Oleh: Muhammad Razi Rahman
Penulis Bill Bryson, yang memiliki dwi kewarganegaraan AS-Inggris, pernah menulis bahwa dunia telah lupa bagaimana sukarnya kehidupan sebelum listrik diciptakan. Dia menulis, "A candle, a good candle, provides barely a hundredth of the illumination of a single 100 watt light bulb" (sebuah lilin, lilin yang bagus, hanya menyediakan seperseratus pencahayaan dari sebuah bola lampu 100 watt).
Ya, umat manusia kerap lupa bahwa beberapa abad yang lalu, listrik masih belum tersedia secara melimpah dan tersebar seperti pada era globalisasi sekarang ini. Untuk itu, tidak heran bila sejumlah pihak juga menyatakan agar berbagai kebijakan yang dikeluarkan terkait sektor kelistrikan jangan menjadi ajang uji coba bagi masyarakat tetapi harus melalui proses kajian yang mendalam dan tepat karena hal tersebut sangat vital bagi rakyat.
Ketua Komisi VII DPR RI Gus Irawan Pasaribu mengingatkan bahwa sesuai UUD 1945 Pasal 33, cabang produksi yang mengurusi hajat hidup orang banyak dikuasai oleh negara dan dipergunakan seutuhnya untuk kepentingan rakyat.
Untuk itu, ujar dia, langkah kebijakan terkait listrik oleh pemerintah seperti wacana penggolongan daya listrik atau penyederhanaan golongan daya listrik seharusnya dibahas terlebih dahulu dengan dewan.
Politisi Partai Gerindra itu menyatakan bahwa kebijakan tersebut awalnya diketahuinya bukan langsung dari ESDM, tetapi justru dari pihak media yang mencoba meminta konfirmasi.
Program Penyederhanaan
Sebagaimana diwartakan, Menteri ESDM Ignasius Jonan menjelaskan rencana program penyederhanaan golongan pelanggan listrik PT PLN (Persero) ke Komisi VII DPR.
Menurut Menteri Johan saat rapat kerja dengan Komisi VII DPR, Selasa (5/12), upaya penyederhanaan golongan tarif pelanggan listrik adalah semata-mata memberi keleluasaan terhadap akses listrik yang lebih luas kepada masyarakat sesuai dengan kebutuhan.
Penyederhanaan golongan pelanggan adalah aksi korporasi PLN agar pelanggan rumah tangga dapat menikmati tambahan kapasitas listrik yang diprogramkan pemerintah sebesar 35.000 MW.
Sementara itu, Direktur Utama PT Perusahaan Listrik Negara (PLN) Sofyan Basir, menyebutkan bahwa banyak masyarakat yang menginginkan wacana penyederhanaan penggolongan tarif listrik dipercepat pelaksanaannya.
Sofyan mengatakan banyak pihak yang belum paham.
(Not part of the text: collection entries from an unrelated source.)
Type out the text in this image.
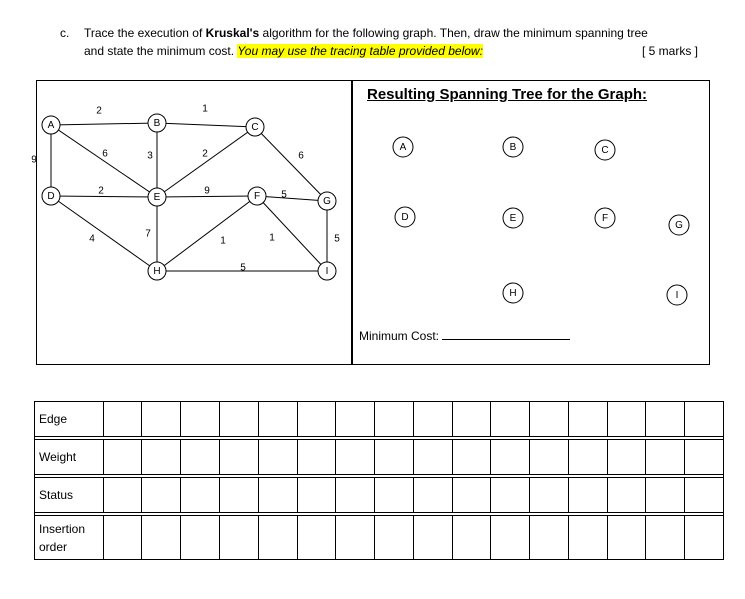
c. Trace the execution of Kruskal's algorithm for the following graph. Then, draw the minimum spanning tree
and state the minimum cost. You may use the tracing table provided below:	[ 5 marks ]
2	1
9
6	3	2	6
2	9	5
4	7
1	1	5
5
A	B	C
D	E	F	G
H	I
Resulting Spanning Tree for the Graph:
A	B	C
D	E	F
G
H	I
Minimum Cost:
Edge																

Weight																

Status																

Insertion
order																
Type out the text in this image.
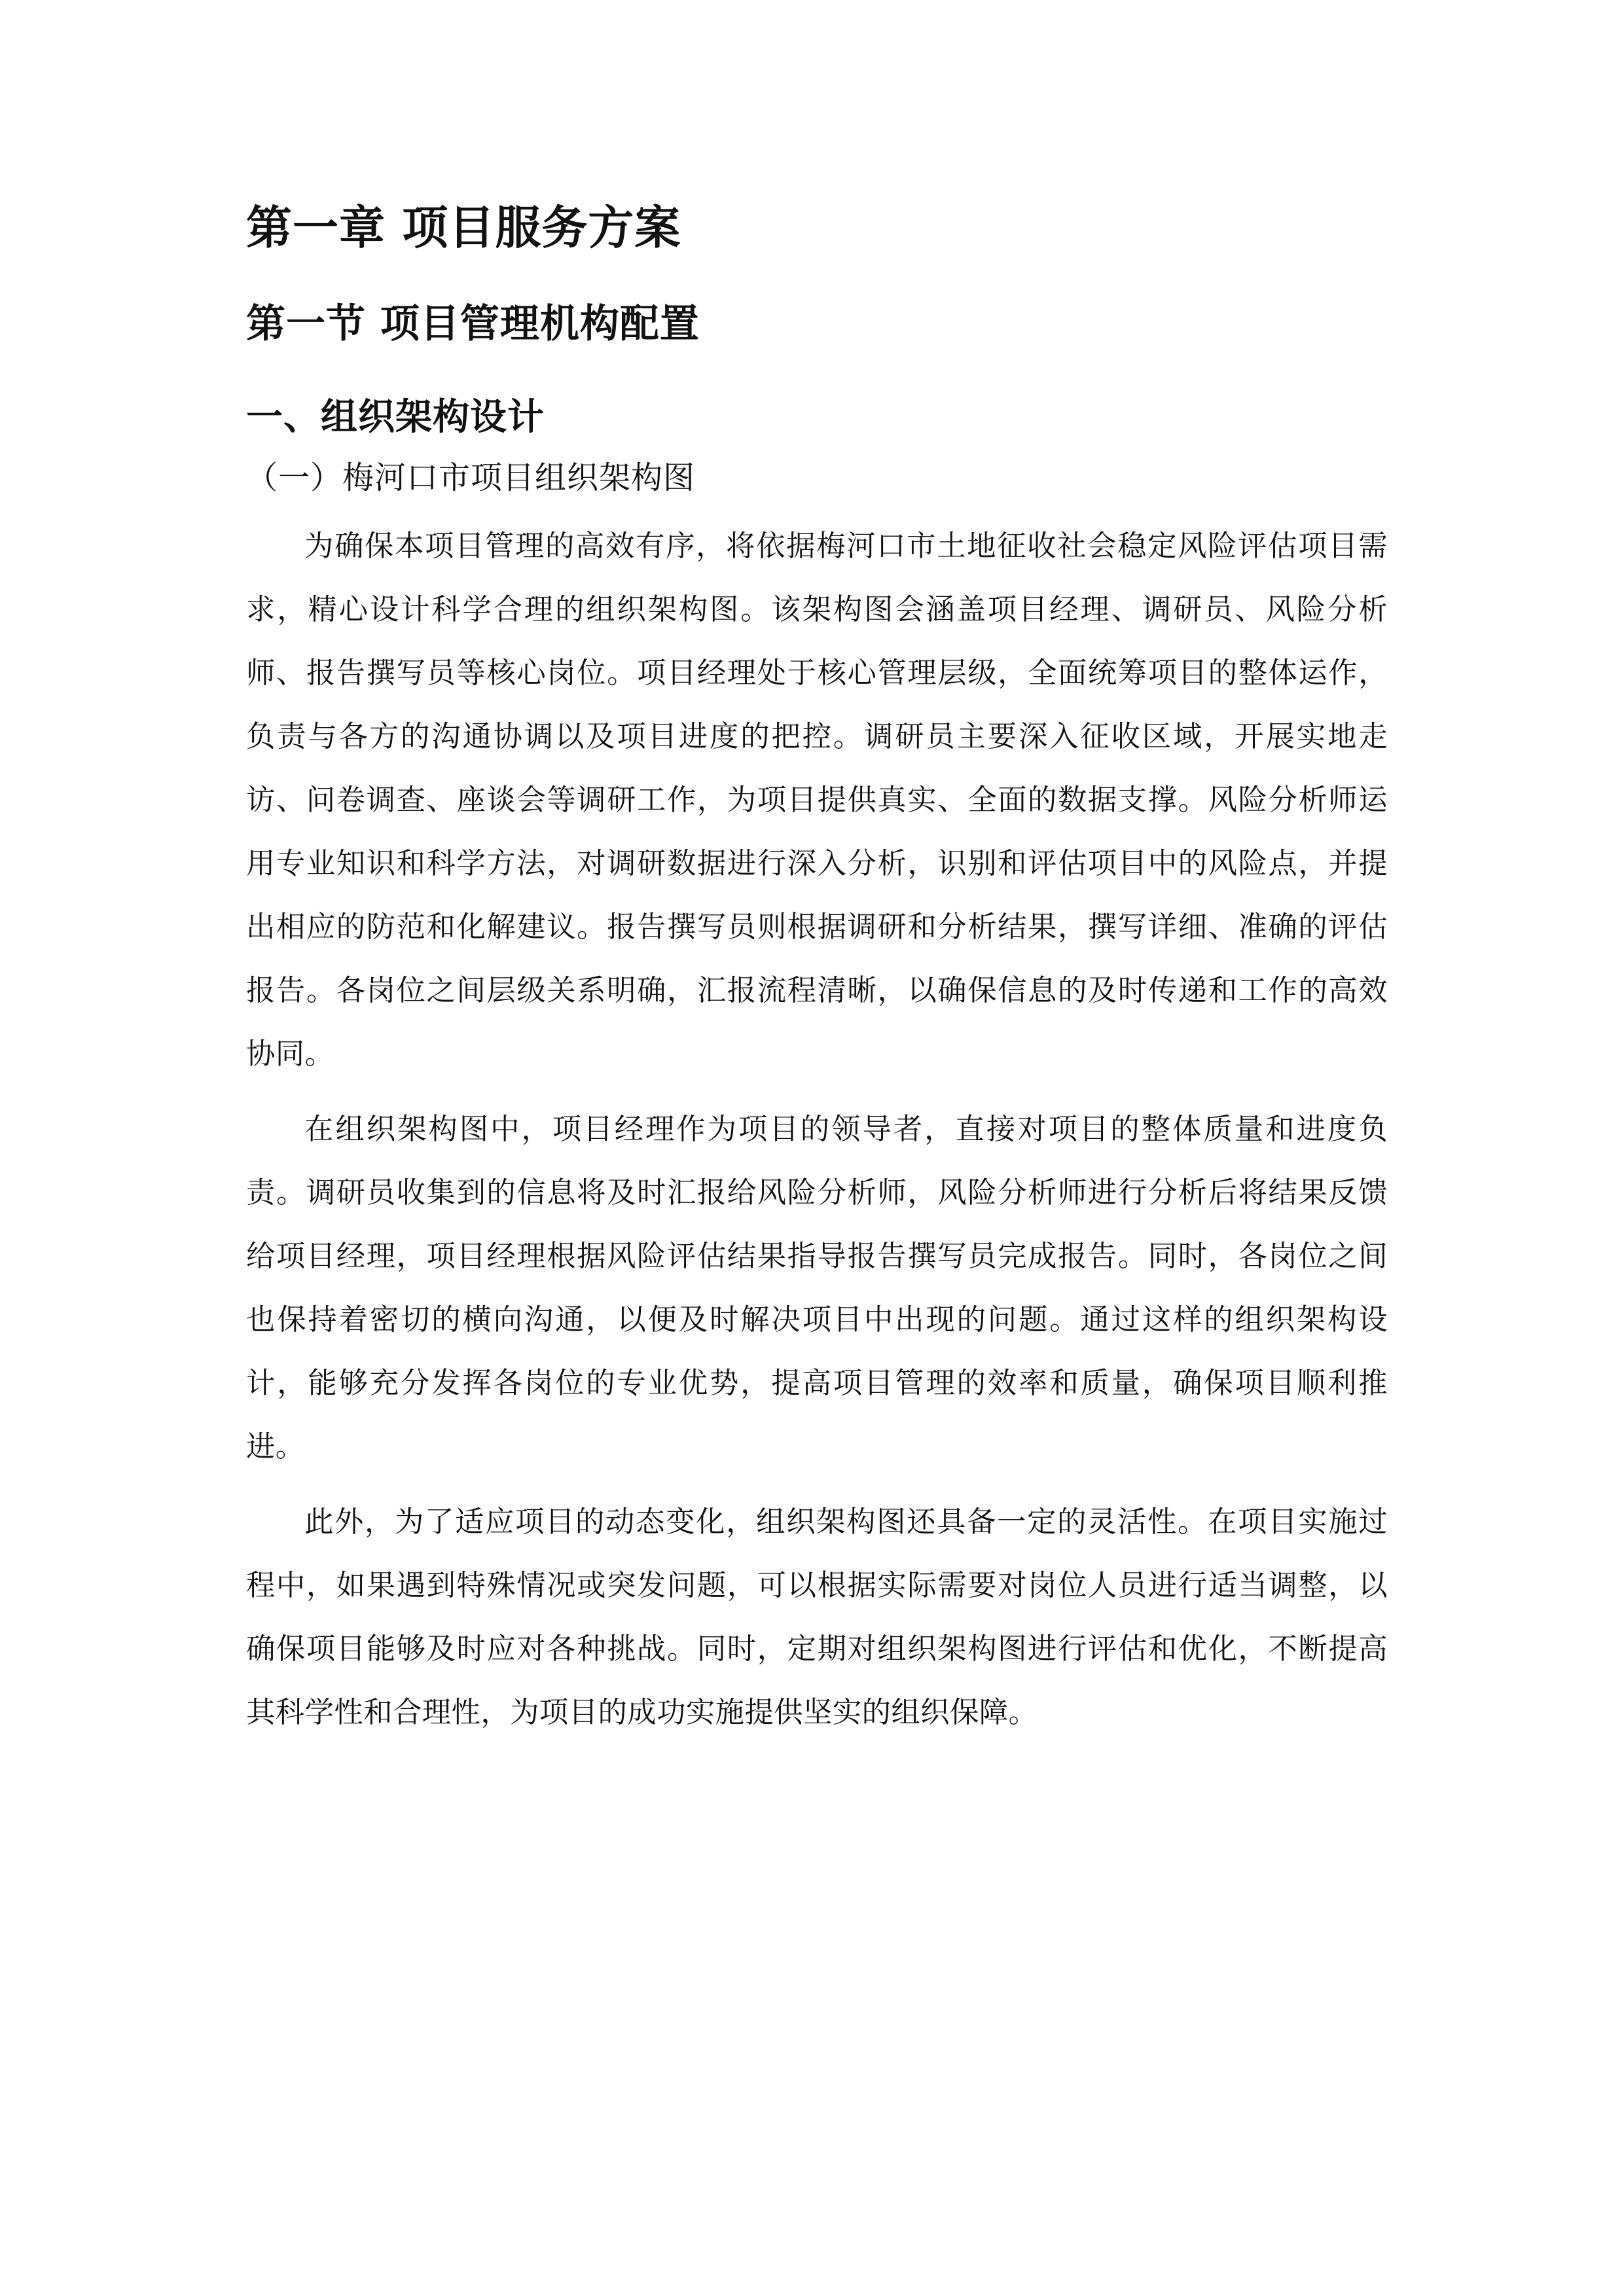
第一章 项目服务方案
第一节 项目管理机构配置
一、组织架构设计
（一）梅河口市项目组织架构图

为确保本项目管理的高效有序，将依据梅河口市土地征收社会稳定风险评估项目需求，精心设计科学合理的组织架构图。该架构图会涵盖项目经理、调研员、风险分析师、报告撰写员等核心岗位。项目经理处于核心管理层级，全面统筹项目的整体运作，负责与各方的沟通协调以及项目进度的把控。调研员主要深入征收区域，开展实地走访、问卷调查、座谈会等调研工作，为项目提供真实、全面的数据支撑。风险分析师运用专业知识和科学方法，对调研数据进行深入分析，识别和评估项目中的风险点，并提出相应的防范和化解建议。报告撰写员则根据调研和分析结果，撰写详细、准确的评估报告。各岗位之间层级关系明确，汇报流程清晰，以确保信息的及时传递和工作的高效协同。

在组织架构图中，项目经理作为项目的领导者，直接对项目的整体质量和进度负责。调研员收集到的信息将及时汇报给风险分析师，风险分析师进行分析后将结果反馈给项目经理，项目经理根据风险评估结果指导报告撰写员完成报告。同时，各岗位之间也保持着密切的横向沟通，以便及时解决项目中出现的问题。通过这样的组织架构设计，能够充分发挥各岗位的专业优势，提高项目管理的效率和质量，确保项目顺利推进。

此外，为了适应项目的动态变化，组织架构图还具备一定的灵活性。在项目实施过程中，如果遇到特殊情况或突发问题，可以根据实际需要对岗位人员进行适当调整，以确保项目能够及时应对各种挑战。同时，定期对组织架构图进行评估和优化，不断提高其科学性和合理性，为项目的成功实施提供坚实的组织保障。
Padahal, PLN menawarkan penaikan daya tanpa memungut biaya sama sekali. Saat ini PLN masih menunggu respons atau tanggapan masyarakat lebih luas lagi agar dapat dikaji lebih dalam.
Sedangkan PLN juga tidak tidak mewajibkan warga masyarakat untuk melakukan penambahan daya listrik terkait rencana penyederhanaan kelas golongan pelanggan listrik tersebut.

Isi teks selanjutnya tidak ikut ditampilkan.